Martha asked me recently how long I might live. I answered,
I'm planning to live until I'm 88 years old. I might live longer or I might die before that, but - that's the plan anyway. You'll be in your early thirties by then, you'll be a proper grown-up, on your way.
I think she liked that answer, Being thirty-three must seem like a lifetime away to her. When I was her age I thought my life would be hardly worth living at thirty. I expected to be married to some elderly boring professor who I wouldn't even particularly like and that I'd have about four not very interesting children, likely all boys. Obvious that I believed Jo March's fate to be a big disappointment.

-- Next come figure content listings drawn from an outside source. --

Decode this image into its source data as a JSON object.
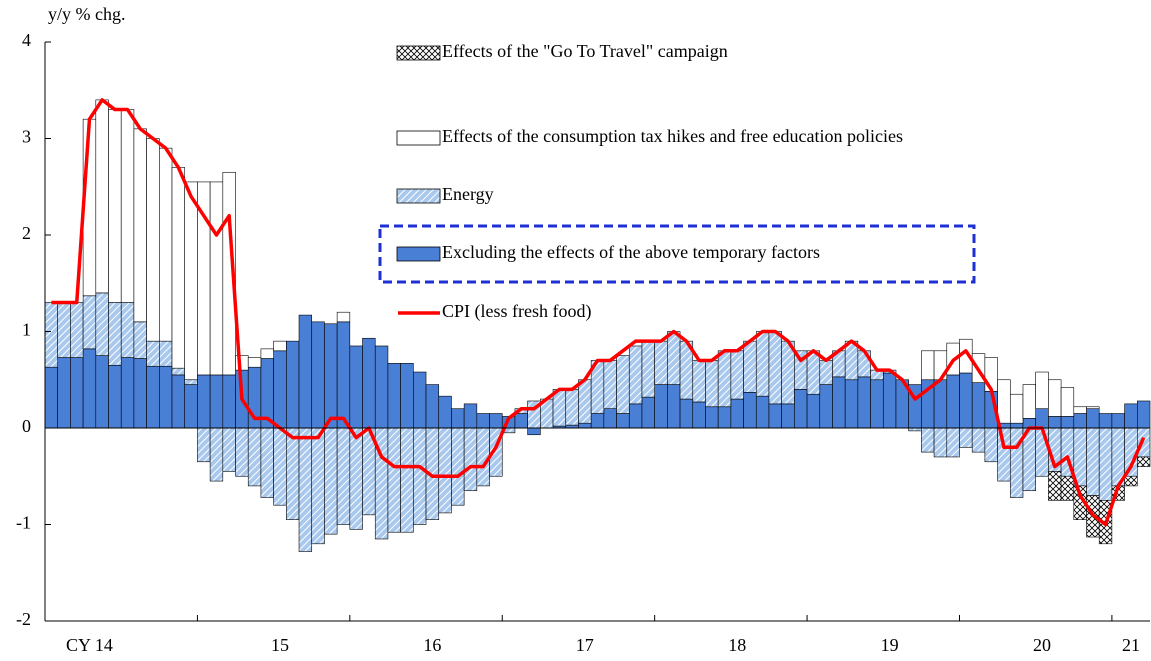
{
  "chart_data": {
    "type": "bar",
    "stacked": true,
    "ylabel": "y/y % chg.",
    "ylim": [
      -2,
      4
    ],
    "yticks": [
      -2,
      -1,
      0,
      1,
      2,
      3,
      4
    ],
    "grid": false,
    "categories": [
      null,
      null,
      null,
      "CY 14",
      null,
      null,
      null,
      null,
      null,
      null,
      null,
      null,
      null,
      null,
      null,
      null,
      null,
      null,
      "15",
      null,
      null,
      null,
      null,
      null,
      null,
      null,
      null,
      null,
      null,
      null,
      "16",
      null,
      null,
      null,
      null,
      null,
      null,
      null,
      null,
      null,
      null,
      null,
      "17",
      null,
      null,
      null,
      null,
      null,
      null,
      null,
      null,
      null,
      null,
      null,
      "18",
      null,
      null,
      null,
      null,
      null,
      null,
      null,
      null,
      null,
      null,
      null,
      "19",
      null,
      null,
      null,
      null,
      null,
      null,
      null,
      null,
      null,
      null,
      null,
      "20",
      null,
      null,
      null,
      null,
      null,
      null,
      "21",
      null
    ],
    "series": [
      {
        "name": "Excluding the effects of the above temporary factors",
        "color": "#4a7fd6",
        "values": [
          0.63,
          0.73,
          0.73,
          0.82,
          0.75,
          0.65,
          0.73,
          0.72,
          0.64,
          0.64,
          0.55,
          0.45,
          0.55,
          0.55,
          0.55,
          0.6,
          0.63,
          0.72,
          0.8,
          0.9,
          1.17,
          1.1,
          1.08,
          1.1,
          0.85,
          0.93,
          0.85,
          0.67,
          0.67,
          0.58,
          0.45,
          0.33,
          0.2,
          0.25,
          0.15,
          0.15,
          0.12,
          0.15,
          -0.07,
          0,
          0.02,
          0.03,
          0.05,
          0.15,
          0.2,
          0.15,
          0.25,
          0.32,
          0.45,
          0.45,
          0.3,
          0.27,
          0.22,
          0.22,
          0.3,
          0.37,
          0.33,
          0.25,
          0.25,
          0.4,
          0.35,
          0.45,
          0.53,
          0.5,
          0.53,
          0.5,
          0.57,
          0.5,
          0.45,
          0.5,
          0.5,
          0.55,
          0.57,
          0.47,
          0.38,
          0.05,
          0.05,
          0.1,
          0.2,
          0.12,
          0.12,
          0.15,
          0.2,
          0.15,
          0.15,
          0.25,
          0.28
        ]
      },
      {
        "name": "Energy",
        "color": "#a8c8ee",
        "hatch": "diagonal",
        "values": [
          0.67,
          0.57,
          0.57,
          0.55,
          0.65,
          0.65,
          0.57,
          0.38,
          0.26,
          0.26,
          0.07,
          0.05,
          -0.35,
          -0.55,
          -0.45,
          -0.5,
          -0.6,
          -0.72,
          -0.8,
          -0.95,
          -1.28,
          -1.2,
          -1.1,
          -1.0,
          -1.05,
          -0.9,
          -1.15,
          -1.08,
          -1.08,
          -1.0,
          -0.95,
          -0.88,
          -0.8,
          -0.65,
          -0.6,
          -0.5,
          -0.05,
          0.05,
          0.28,
          0.3,
          0.38,
          0.37,
          0.45,
          0.55,
          0.5,
          0.6,
          0.6,
          0.58,
          0.45,
          0.55,
          0.6,
          0.43,
          0.48,
          0.58,
          0.5,
          0.53,
          0.67,
          0.75,
          0.65,
          0.4,
          0.45,
          0.25,
          0.27,
          0.4,
          0.27,
          0.1,
          0.03,
          0,
          -0.03,
          -0.25,
          -0.3,
          -0.3,
          -0.2,
          -0.25,
          -0.35,
          -0.55,
          -0.72,
          -0.65,
          -0.5,
          -0.45,
          -0.5,
          -0.6,
          -0.7,
          -0.75,
          -0.6,
          -0.5,
          -0.3
        ]
      },
      {
        "name": "Effects of the consumption tax hikes and free education policies",
        "color": "#ffffff",
        "values": [
          0,
          0,
          0,
          1.83,
          2.0,
          2.0,
          2.0,
          2.0,
          2.1,
          2.0,
          2.08,
          2.05,
          2.0,
          2.0,
          2.1,
          0.15,
          0.1,
          0.1,
          0.1,
          0,
          0,
          0,
          0,
          0.1,
          0,
          0,
          0,
          0,
          0,
          0,
          0,
          0,
          0,
          0,
          0,
          0,
          0,
          0,
          0,
          0,
          0,
          0,
          0,
          0,
          0,
          0,
          0,
          0,
          0,
          0,
          0,
          0,
          0,
          0,
          0,
          0,
          0,
          0,
          0,
          0,
          0,
          0,
          0,
          0,
          0,
          0,
          0,
          0,
          0,
          0.3,
          0.3,
          0.33,
          0.35,
          0.3,
          0.35,
          0.45,
          0.3,
          0.35,
          0.38,
          0.38,
          0.3,
          0.07,
          0.02,
          0,
          0,
          0,
          0
        ]
      },
      {
        "name": "Effects of the \"Go To Travel\" campaign",
        "color": "#000000",
        "hatch": "crosshatch",
        "values": [
          0,
          0,
          0,
          0,
          0,
          0,
          0,
          0,
          0,
          0,
          0,
          0,
          0,
          0,
          0,
          0,
          0,
          0,
          0,
          0,
          0,
          0,
          0,
          0,
          0,
          0,
          0,
          0,
          0,
          0,
          0,
          0,
          0,
          0,
          0,
          0,
          0,
          0,
          0,
          0,
          0,
          0,
          0,
          0,
          0,
          0,
          0,
          0,
          0,
          0,
          0,
          0,
          0,
          0,
          0,
          0,
          0,
          0,
          0,
          0,
          0,
          0,
          0,
          0,
          0,
          0,
          0,
          0,
          0,
          0,
          0,
          0,
          0,
          0,
          0,
          0,
          0,
          0,
          0,
          -0.3,
          -0.25,
          -0.35,
          -0.43,
          -0.45,
          -0.15,
          -0.1,
          -0.1
        ]
      },
      {
        "name": "CPI (less fresh food)",
        "color": "#ff0000",
        "type": "line",
        "values": [
          1.3,
          1.3,
          1.3,
          3.2,
          3.4,
          3.3,
          3.3,
          3.1,
          3.0,
          2.9,
          2.7,
          2.4,
          2.2,
          2.0,
          2.2,
          0.3,
          0.1,
          0.1,
          0,
          -0.1,
          -0.1,
          -0.1,
          0.1,
          0.1,
          -0.1,
          0,
          -0.3,
          -0.4,
          -0.4,
          -0.4,
          -0.5,
          -0.5,
          -0.5,
          -0.4,
          -0.4,
          -0.2,
          0.1,
          0.2,
          0.2,
          0.3,
          0.4,
          0.4,
          0.5,
          0.7,
          0.7,
          0.8,
          0.9,
          0.9,
          0.9,
          1.0,
          0.9,
          0.7,
          0.7,
          0.8,
          0.8,
          0.9,
          1.0,
          1.0,
          0.9,
          0.7,
          0.8,
          0.7,
          0.8,
          0.9,
          0.8,
          0.6,
          0.6,
          0.5,
          0.3,
          0.4,
          0.5,
          0.7,
          0.8,
          0.6,
          0.4,
          -0.2,
          -0.2,
          0,
          0,
          -0.4,
          -0.3,
          -0.7,
          -0.9,
          -1.0,
          -0.6,
          -0.4,
          -0.1
        ]
      }
    ]
  }
}
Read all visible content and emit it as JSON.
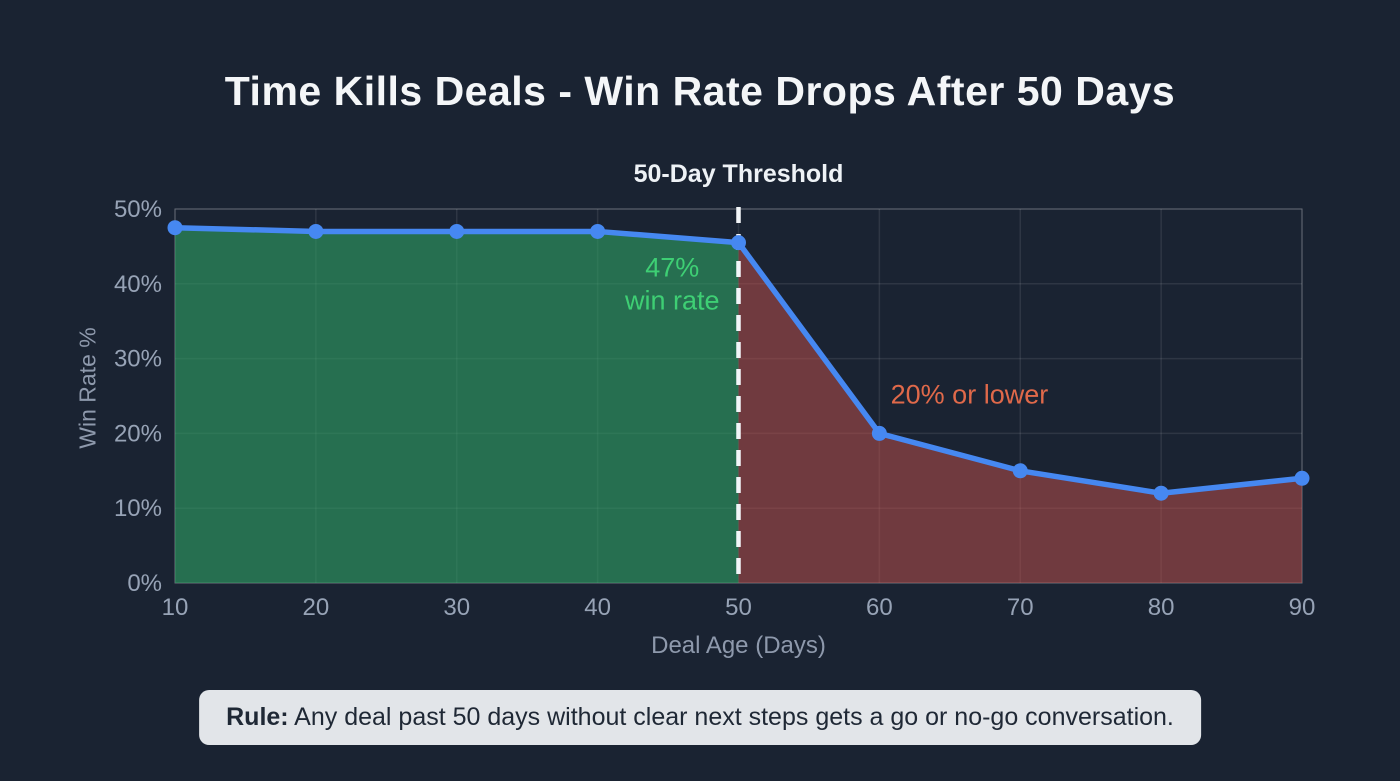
{
  "page": {
    "title": "Time Kills Deals - Win Rate Drops After 50 Days",
    "subtitle": "50-Day Threshold"
  },
  "rule_note": {
    "prefix": "Rule:",
    "text": " Any deal past 50 days without clear next steps gets a go or no-go conversation."
  },
  "chart_data": {
    "type": "line",
    "title": "Time Kills Deals - Win Rate Drops After 50 Days",
    "subtitle": "50-Day Threshold",
    "xlabel": "Deal Age (Days)",
    "ylabel": "Win Rate %",
    "x": [
      10,
      20,
      30,
      40,
      50,
      60,
      70,
      80,
      90
    ],
    "series": [
      {
        "name": "Win Rate",
        "values": [
          47.5,
          47,
          47,
          47,
          45.5,
          20,
          15,
          12,
          14
        ]
      }
    ],
    "xlim": [
      10,
      90
    ],
    "ylim": [
      0,
      50
    ],
    "x_ticks": [
      10,
      20,
      30,
      40,
      50,
      60,
      70,
      80,
      90
    ],
    "y_ticks": [
      0,
      10,
      20,
      30,
      40,
      50
    ],
    "y_tick_suffix": "%",
    "grid": true,
    "legend": "none",
    "threshold_x": 50,
    "annotations": [
      {
        "text_lines": [
          "47%",
          "win rate"
        ],
        "x": 45.3,
        "y": 41,
        "color": "#3ecf74",
        "align": "center"
      },
      {
        "text_lines": [
          "20% or lower"
        ],
        "x": 60.8,
        "y": 24,
        "color": "#e0694a",
        "align": "left"
      }
    ],
    "colors": {
      "line": "#4688f1",
      "point": "#4688f1",
      "area_before_threshold": "#2f9e63",
      "area_after_threshold": "#c0504a",
      "threshold_line": "#f2f5f8",
      "grid": "#ffffff",
      "axis_text": "#97a3b6",
      "background": "#1a2332"
    }
  }
}
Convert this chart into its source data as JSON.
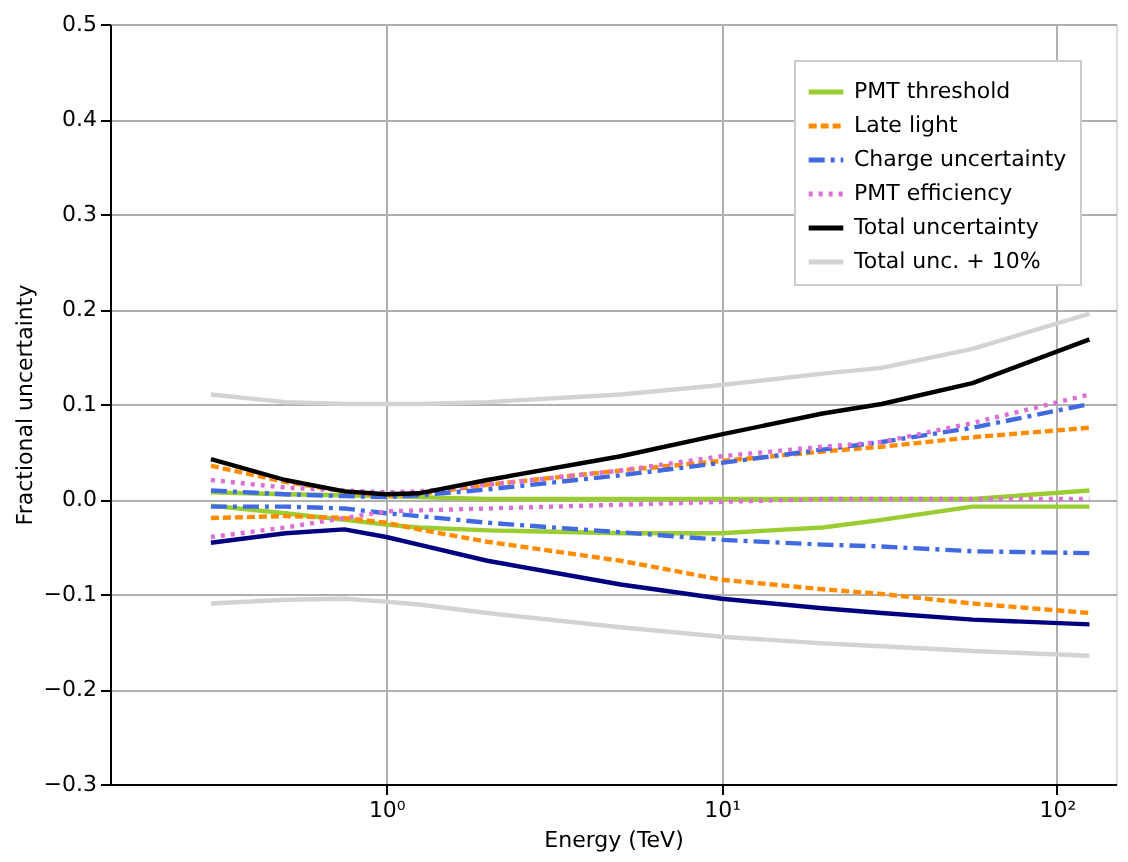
{
  "chart_data": {
    "type": "line",
    "xlabel": "Energy (TeV)",
    "ylabel": "Fractional uncertainty",
    "log": "x",
    "grid": true,
    "legend": "top right",
    "xlim": [
      0.15,
      150
    ],
    "xticks": [
      {
        "value": 1,
        "label": "10⁰"
      },
      {
        "value": 10,
        "label": "10¹"
      },
      {
        "value": 100,
        "label": "10²"
      }
    ],
    "ylim": [
      -0.3,
      0.5
    ],
    "yticks": [
      -0.3,
      -0.2,
      -0.1,
      {
        "value": 0,
        "label": "0.0"
      },
      0.1,
      0.2,
      0.3,
      0.4,
      0.5
    ],
    "x": [
      0.3,
      0.5,
      0.75,
      1,
      1.25,
      2,
      5,
      10,
      20,
      30,
      56,
      125
    ],
    "series": [
      {
        "name": "PMT threshold",
        "color": "#9acd32",
        "line_style": "solid",
        "values": [
          0.007,
          0.005,
          0.004,
          0.003,
          0.002,
          0.0,
          0.0,
          0.0,
          0.0,
          0.0,
          0.0,
          0.009
        ]
      },
      {
        "color": "#9acd32",
        "line_style": "solid",
        "values": [
          -0.007,
          -0.015,
          -0.022,
          -0.027,
          -0.03,
          -0.033,
          -0.036,
          -0.036,
          -0.03,
          -0.022,
          -0.008,
          -0.008
        ]
      },
      {
        "name": "Late light",
        "color": "#ff8c00",
        "line_style": "dashed",
        "values": [
          0.035,
          0.018,
          0.008,
          0.003,
          0.005,
          0.015,
          0.03,
          0.04,
          0.05,
          0.055,
          0.065,
          0.075
        ]
      },
      {
        "color": "#ff8c00",
        "line_style": "dashed",
        "values": [
          -0.02,
          -0.018,
          -0.02,
          -0.025,
          -0.032,
          -0.045,
          -0.065,
          -0.085,
          -0.095,
          -0.1,
          -0.11,
          -0.12
        ]
      },
      {
        "name": "Charge uncertainty",
        "color": "#4169e1",
        "line_style": "dashdot",
        "values": [
          0.009,
          0.005,
          0.003,
          0.002,
          0.004,
          0.01,
          0.025,
          0.038,
          0.052,
          0.06,
          0.075,
          0.1
        ]
      },
      {
        "color": "#4169e1",
        "line_style": "dashdot",
        "values": [
          -0.008,
          -0.008,
          -0.01,
          -0.015,
          -0.018,
          -0.025,
          -0.035,
          -0.043,
          -0.048,
          -0.05,
          -0.055,
          -0.057
        ]
      },
      {
        "name": "PMT efficiency",
        "color": "#da70d6",
        "line_style": "dotted",
        "values": [
          0.02,
          0.012,
          0.009,
          0.007,
          0.008,
          0.015,
          0.03,
          0.045,
          0.055,
          0.06,
          0.08,
          0.11
        ]
      },
      {
        "color": "#da70d6",
        "line_style": "dotted",
        "values": [
          -0.04,
          -0.03,
          -0.02,
          -0.013,
          -0.012,
          -0.01,
          -0.006,
          -0.003,
          0.0,
          0.0,
          0.0,
          0.0
        ]
      },
      {
        "name": "Total uncertainty",
        "color": "#000000",
        "line_style": "solid",
        "values": [
          0.042,
          0.02,
          0.008,
          0.005,
          0.006,
          0.02,
          0.045,
          0.068,
          0.09,
          0.1,
          0.122,
          0.168
        ]
      },
      {
        "color": "#000080",
        "line_style": "solid",
        "values": [
          -0.046,
          -0.036,
          -0.032,
          -0.04,
          -0.048,
          -0.065,
          -0.09,
          -0.105,
          -0.115,
          -0.12,
          -0.127,
          -0.132
        ]
      },
      {
        "name": "Total unc. + 10%",
        "color": "#d3d3d3",
        "line_style": "solid",
        "values": [
          0.11,
          0.102,
          0.1,
          0.1,
          0.1,
          0.102,
          0.11,
          0.12,
          0.132,
          0.138,
          0.158,
          0.195
        ]
      },
      {
        "color": "#d3d3d3",
        "line_style": "solid",
        "values": [
          -0.11,
          -0.106,
          -0.105,
          -0.108,
          -0.111,
          -0.12,
          -0.135,
          -0.145,
          -0.152,
          -0.155,
          -0.16,
          -0.165
        ]
      }
    ]
  }
}
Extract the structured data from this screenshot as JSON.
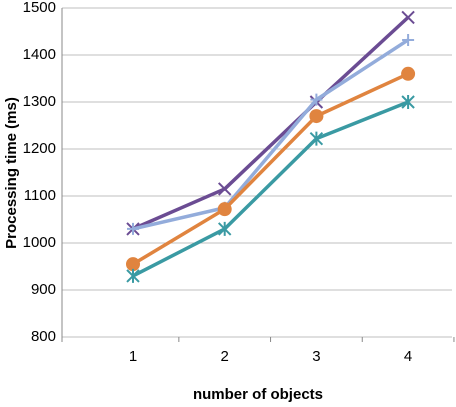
{
  "chart_data": {
    "type": "line",
    "y_label": "Processing time (ms)",
    "x_label": "number of objects",
    "categories": [
      "1",
      "2",
      "3",
      "4"
    ],
    "series": [
      {
        "color": "#6b4c93",
        "marker": "x",
        "values": [
          1030,
          1115,
          1300,
          1480
        ]
      },
      {
        "color": "#93acdb",
        "marker": "plus",
        "values": [
          1030,
          1075,
          1305,
          1432
        ]
      },
      {
        "color": "#e0843f",
        "marker": "circle",
        "values": [
          955,
          1072,
          1270,
          1360
        ]
      },
      {
        "color": "#3a9aa3",
        "marker": "star",
        "values": [
          930,
          1030,
          1222,
          1300
        ]
      }
    ],
    "ylim": [
      800,
      1500
    ],
    "yticks": [
      800,
      900,
      1000,
      1100,
      1200,
      1300,
      1400,
      1500
    ],
    "grid": true
  }
}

Bert's Aunt Lizzie has gone two years over my ideal lifespan. I spent most of yesterday with her and she is not in good form. She won't eat, hardly drinks, cannot sleep and is in constant pain. She waited three months for a hospital appointment and has finally been given one for this day week. In ordinary times she would already be in the hospital if only to be rehydrated. This pandemic is dreadful for the ordinary sick and elderly whose care needs are not being met. One of Lizzie's carers told me that on a recent house visit she came upon an elderly man who had fallen and could not get up. Normally carers would be expected to call an ambulance and wait until it arrived. Two hours later, no ambulance had arrived so she sought the help of a neighbour who helped her get the old chap on his feet. He then declared that he would not go to hospital and the ambulance was cancelled. Incidentally, this carer waited on her own time and will never be paid for it. And didn't even resent it. A true Hero.